Path to the Draft: Chris Neild

Chris Neild

The life of a nose tackle is often one of unsung praise and limited recognition, but that hasn't been the case, at least recently, for former West Virginia wedge-man Chris Neild.

When nearly every down requires you to take on more than one blocker at a time, it doesn't leave a lot of opportunities to make plays. That's a nose tackle's true duty --kill two birds with one stone and let loose the hounds of war. Chris Neild was masterful in those duties during his career at WVU, and was one of the linchpins in a defense that ranked among the nation's best in 2010. All of those sacks recorded? Neild helped facilitate them by taking bodies out of the equation. All of those turnovers? Helped to rush poor offensive decisions because of his frontal and lateral assault.

Proof that he's recognized by his peers and professionals is marked with a first team All-Big East selection his senior year, a second team All-Big East selection his junior year, a Senior Bowl invitation in January and an NFL combine invitation this past February. Though Mountaineer fans know Neild's name well, it's only now that he's beginning to get rightful recognition in other circles.

Neild gave a strong effort at the combine and finished tied in the top 10 in the bench press with 30 reps of 225-pounds. He then turned around and put in a strong showing at West Virginia's pro day event, where over half the league's teams sent scouts . It even earned him a private workout that day with a representative of the Buffalo Bills.

"I feel pretty confident," Neild said of his efforts between the end of his senior season until now. "I've prepared really well. I think I left a good impression at the Senior Bowl, the combine and pro day. So now it's all in the hands of fate. I've been talking to several teams on the phone. It's mostly just to see where I'm at and how my health is."

Now all Neild has left to prepare for is the one game that no athlete enjoys playing -- the waiting game . The margin of draft positioning for Neild is wide, and very much dependent on how the first couple of rounds play out. Everything changes on draft day, and expectations can quickly become jumbled in the reality of draft runs on certain positions and unexpected picks. Team owners, managers and scouts scheme around their wishlists and project where those players might go, but those plans can quickly fall by the wayside on draft day, as some players are unexpectedly plucked right from under them and some players fall beyond their projected billing. With only seven rounds worth of picks and the time between each pick cut down, teams must be more diligent. This is no longer a tiring 14-round affair where darts are being thrown in the latter half of the draft due to the talent pool thinning.
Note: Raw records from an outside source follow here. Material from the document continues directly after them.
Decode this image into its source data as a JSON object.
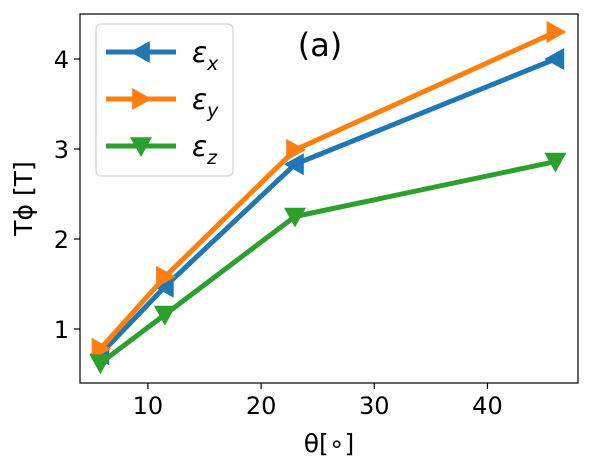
{
  "chart_data": {
    "type": "line",
    "panel_label": "(a)",
    "xlabel": "θ[∘]",
    "ylabel": "Tϕ [T]",
    "xlim": [
      4,
      48
    ],
    "ylim": [
      0.4,
      4.5
    ],
    "xticks": [
      10,
      20,
      30,
      40
    ],
    "yticks": [
      1,
      2,
      3,
      4
    ],
    "grid": false,
    "legend_position": "top-left",
    "series": [
      {
        "name": "εx",
        "symbol": "ε",
        "subscript": "x",
        "color": "#1f77b4",
        "marker": "triangle-left",
        "x": [
          5.8,
          11.5,
          23,
          46
        ],
        "y": [
          0.72,
          1.47,
          2.83,
          4.0
        ]
      },
      {
        "name": "εy",
        "symbol": "ε",
        "subscript": "y",
        "color": "#ff7f0e",
        "marker": "triangle-right",
        "x": [
          5.8,
          11.5,
          23,
          46
        ],
        "y": [
          0.78,
          1.58,
          2.99,
          4.3
        ]
      },
      {
        "name": "εz",
        "symbol": "ε",
        "subscript": "z",
        "color": "#2ca02c",
        "marker": "triangle-down",
        "x": [
          5.8,
          11.5,
          23,
          46
        ],
        "y": [
          0.62,
          1.16,
          2.25,
          2.86
        ]
      }
    ]
  }
}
To even be considered a potential draft pick is an honor for any college football player. Neild feels like he could go at any time, but isn't too concerned if his name doesn't get called .

"I've been hearing a lot of things . The thing is nobody really knows and I really don't know . I'm guessing it's going to be in the mid-to-late rounds, but I could also be an undrafted free agent. I'm expecting the worst, but hoping for the best It's how I keep viewing it."

Neild shows no signs of undue pessimism or overt optimism and instead tries to maintain an "anyway the wind blows" mentality about the draft. After all, he feels his body of work in his senior season when coupled with his offseason work ethic in preparation for the draft have done enough to warrant him firm consideration.

"I think what I did this past season should speak for itself. And I think it's done enough to get some teams' attention. There are a lot of three-man front teams in the NFL and that's what I'm used to playing. I'll play anywhere, but I'm most comfortable on the interior. "

Though Neild doesn't have the prototypical height and arm length of a two-gap NFL interior lineman, he certainly has shown the strength and instincts to be a quality tackle on an odd-man front. He feels like he's had some of the best teachers to prepare him for life in the big leagues as well .

"Coach Kirelawich and Coach Casteel are great teachers. I learned so much from them . I tried to soak in all of the knowledge they had and about the defense they run and I'd like to think I performed how they wanted me to."

The waiting game will be over shortly, as the first round of the draft begins tonight. Then it's just a matter of which day, what round, what team and what pick will hold the name "Chris Neild" with it.